Kodi has been hitting headlines due to confusion over the streaming app’s legality. Although Kodi’s developers originally intended the software to be a home theatre app, Kodi is now synonymous with illegal streaming. So are the millions who use Kodi to stream TV shows, sports and films breaking the law?
Kodi is a free, open-source software designed with home entertainment in mind.
Kodi was originally designed for the Microsoft Xbox, and called Xbox Media Center (XBMC).
And Kodi has since continued to evolve and grow, creating a community of fans and developers.
Since being created in 2003, Kodi has been shaped by hundreds of software developers and translators.
This means Kodi can now be customised by installing add-ons or builds, and they are totally free.
Is Kodi legal?
The Kodi app, on all the platforms on which it is available, is totally legal to download, install, and use.
If the app was illegal, it would not be found on the Apple App Store or Google Play.
The illegality of Kodi arises not from the app itself, but from the way in which some people use the app.
Kodi was initially designed to allow users to manage, and watch your existing library of owned content.
If you own a program or film either bought online or ripped from a DVD, you can watch it through Kodi without concerns.
Because Kodi is open-source, anyone can develop add-ons for the app.
These add-ons arrive in many forms – they can offer access to services, extra features and improved functionality.

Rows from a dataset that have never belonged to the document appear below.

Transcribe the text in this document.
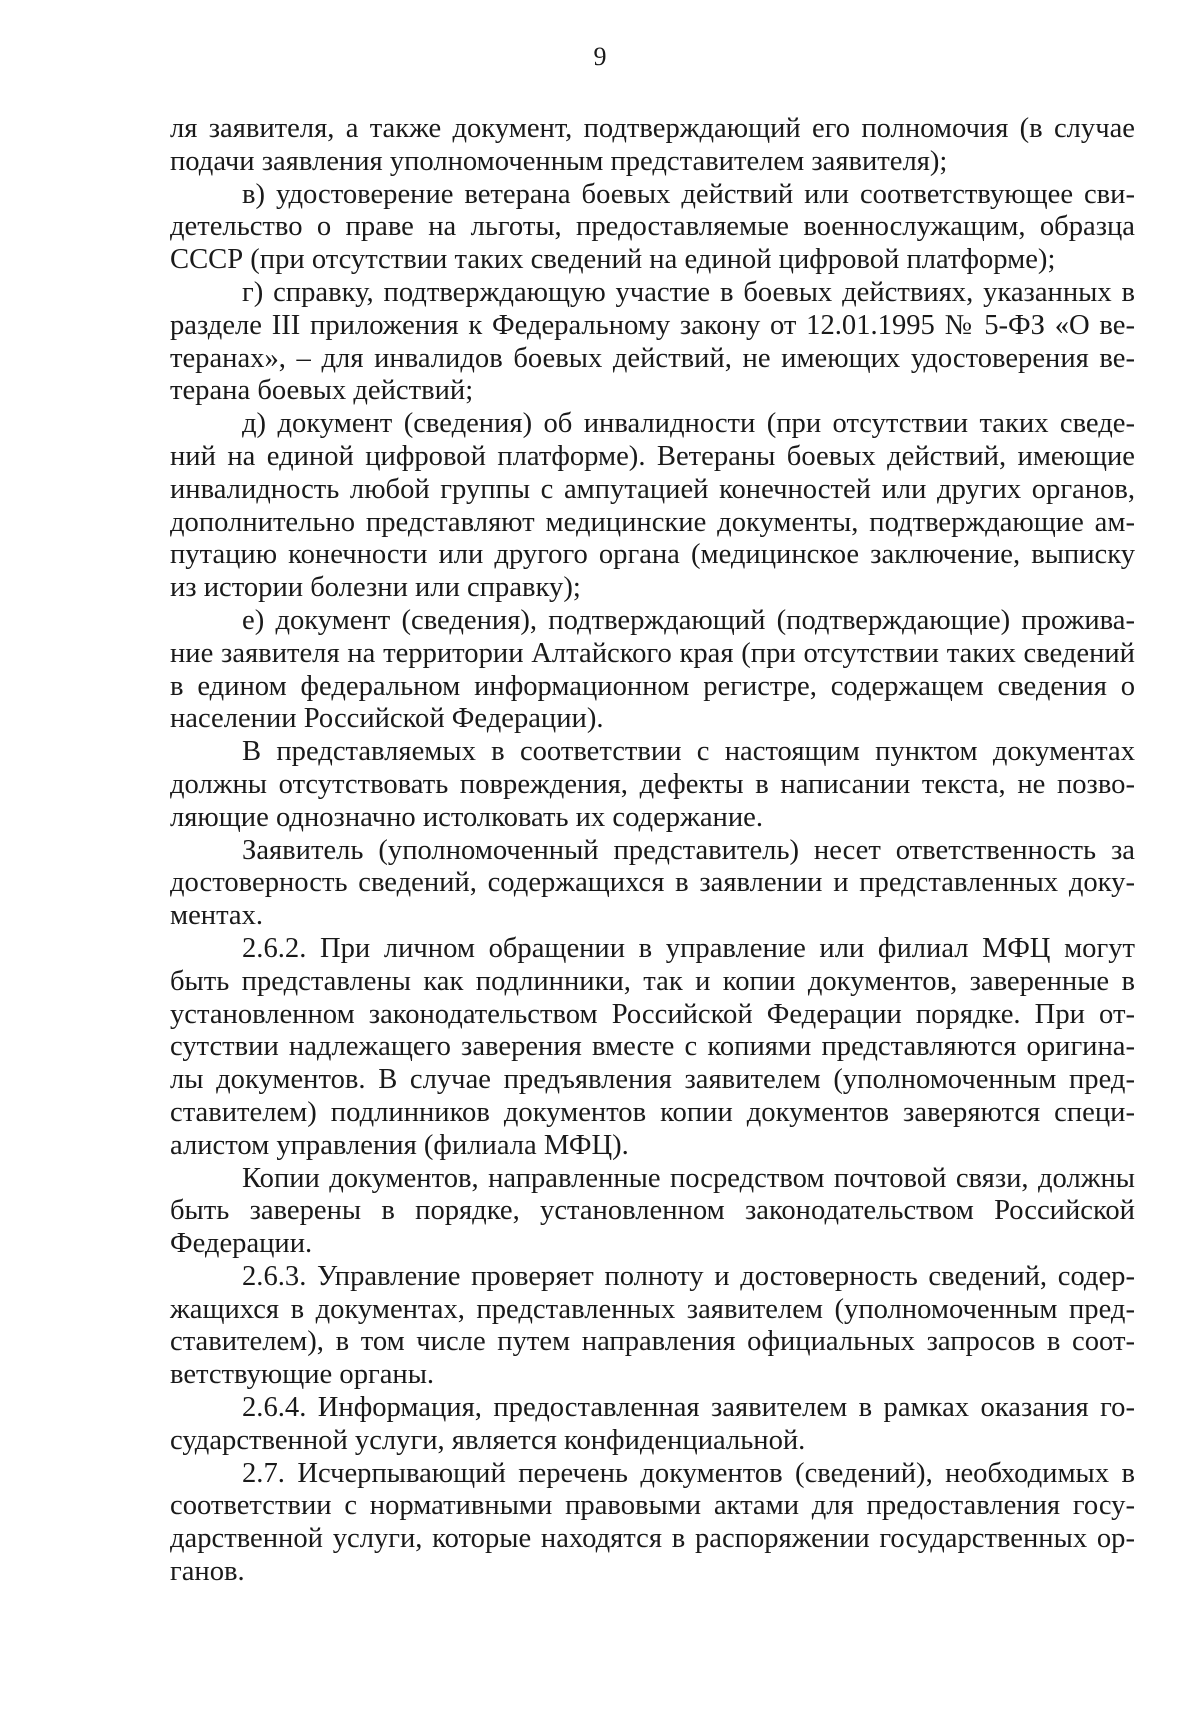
9

ля заявителя, а также документ, подтверждающий его полномочия (в случае подачи заявления уполномоченным представителем заявителя);

в) удостоверение ветерана боевых действий или соответствующее свидетельство о праве на льготы, предоставляемые военнослужащим, образца СССР (при отсутствии таких сведений на единой цифровой платформе);

г) справку, подтверждающую участие в боевых действиях, указанных в разделе III приложения к Федеральному закону от 12.01.1995 № 5-ФЗ «О ветеранах», – для инвалидов боевых действий, не имеющих удостоверения ветерана боевых действий;

д) документ (сведения) об инвалидности (при отсутствии таких сведений на единой цифровой платформе). Ветераны боевых действий, имеющие инвалидность любой группы с ампутацией конечностей или других органов, дополнительно представляют медицинские документы, подтверждающие ампутацию конечности или другого органа (медицинское заключение, выписку из истории болезни или справку);

е) документ (сведения), подтверждающий (подтверждающие) проживание заявителя на территории Алтайского края (при отсутствии таких сведений в едином федеральном информационном регистре, содержащем сведения о населении Российской Федерации).

В представляемых в соответствии с настоящим пунктом документах должны отсутствовать повреждения, дефекты в написании текста, не позволяющие однозначно истолковать их содержание.

Заявитель (уполномоченный представитель) несет ответственность за достоверность сведений, содержащихся в заявлении и представленных документах.

2.6.2. При личном обращении в управление или филиал МФЦ могут быть представлены как подлинники, так и копии документов, заверенные в установленном законодательством Российской Федерации порядке. При отсутствии надлежащего заверения вместе с копиями представляются оригиналы документов. В случае предъявления заявителем (уполномоченным представителем) подлинников документов копии документов заверяются специалистом управления (филиала МФЦ).

Копии документов, направленные посредством почтовой связи, должны быть заверены в порядке, установленном законодательством Российской Федерации.

2.6.3. Управление проверяет полноту и достоверность сведений, содержащихся в документах, представленных заявителем (уполномоченным представителем), в том числе путем направления официальных запросов в соответствующие органы.

2.6.4. Информация, предоставленная заявителем в рамках оказания государственной услуги, является конфиденциальной.

2.7. Исчерпывающий перечень документов (сведений), необходимых в соответствии с нормативными правовыми актами для предоставления государственной услуги, которые находятся в распоряжении государственных органов.
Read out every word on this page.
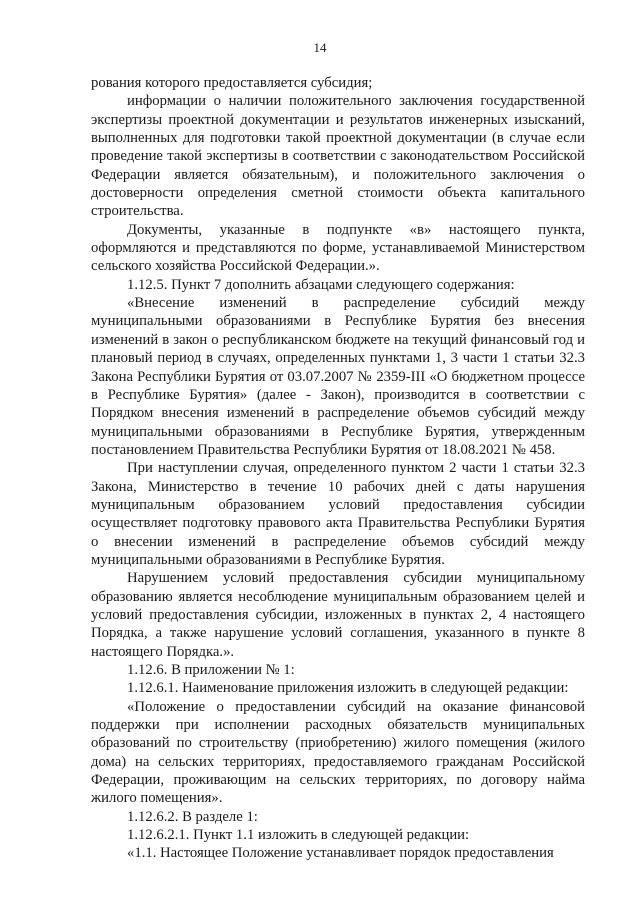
14

рования которого предоставляется субсидия;

информации о наличии положительного заключения государственной экспертизы проектной документации и результатов инженерных изысканий, выполненных для подготовки такой проектной документации (в случае если проведение такой экспертизы в соответствии с законодательством Российской Федерации является обязательным), и положительного заключения о достоверности определения сметной стоимости объекта капитального строительства.

Документы, указанные в подпункте «в» настоящего пункта, оформляются и представляются по форме, устанавливаемой Министерством сельского хозяйства Российской Федерации.».

1.12.5. Пункт 7 дополнить абзацами следующего содержания:

«Внесение изменений в распределение субсидий между муниципальными образованиями в Республике Бурятия без внесения изменений в закон о республиканском бюджете на текущий финансовый год и плановый период в случаях, определенных пунктами 1, 3 части 1 статьи 32.3 Закона Республики Бурятия от 03.07.2007 № 2359-III «О бюджетном процессе в Республике Бурятия» (далее - Закон), производится в соответствии с Порядком внесения изменений в распределение объемов субсидий между муниципальными образованиями в Республике Бурятия, утвержденным постановлением Правительства Республики Бурятия от 18.08.2021 № 458.

При наступлении случая, определенного пунктом 2 части 1 статьи 32.3 Закона, Министерство в течение 10 рабочих дней с даты нарушения муниципальным образованием условий предоставления субсидии осуществляет подготовку правового акта Правительства Республики Бурятия о внесении изменений в распределение объемов субсидий между муниципальными образованиями в Республике Бурятия.

Нарушением условий предоставления субсидии муниципальному образованию является несоблюдение муниципальным образованием целей и условий предоставления субсидии, изложенных в пунктах 2, 4 настоящего Порядка, а также нарушение условий соглашения, указанного в пункте 8 настоящего Порядка.».

1.12.6. В приложении № 1:

1.12.6.1. Наименование приложения изложить в следующей редакции:

«Положение о предоставлении субсидий на оказание финансовой поддержки при исполнении расходных обязательств муниципальных образований по строительству (приобретению) жилого помещения (жилого дома) на сельских территориях, предоставляемого гражданам Российской Федерации, проживающим на сельских территориях, по договору найма жилого помещения».

1.12.6.2. В разделе 1:

1.12.6.2.1. Пункт 1.1 изложить в следующей редакции:

«1.1. Настоящее Положение устанавливает порядок предоставления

However, many third-party add-ons fall into the illegal category.
And Kodi Exodus, a Kodi add-on offering unlimited access to content, is legally ambiguous as most of it content is pirated – which is illegal.
There are plenty of similar apps available, with some supplying on-demand content, while others focus on live TV.
All these add-ons have one thing in common: they offer access to content which you do not have the legal right to watch.
These illegal add-ons are not endorsed nor approved by anyone connected with the Kodi Foundation.
Anyone using the add-ons will not be immune from prosecution.
Although the add-on designers are most at risk home users can be caught in the crossfire.
Kieron Sharp, chief executive of the Federation Against Copyright Theft (FACT), said in 2017: “We are looking at the people who are providing the apps and add-ons, the developers.
“And then we’ll also be looking at, at some point, the end user.
“The reason for end users to come into this is that they are committing criminal offences.”
The maximum possible sentence for online copyright infringement in the UK recently increased from two to 10 years in prison.
And the average jail term in the US is 3-5 years.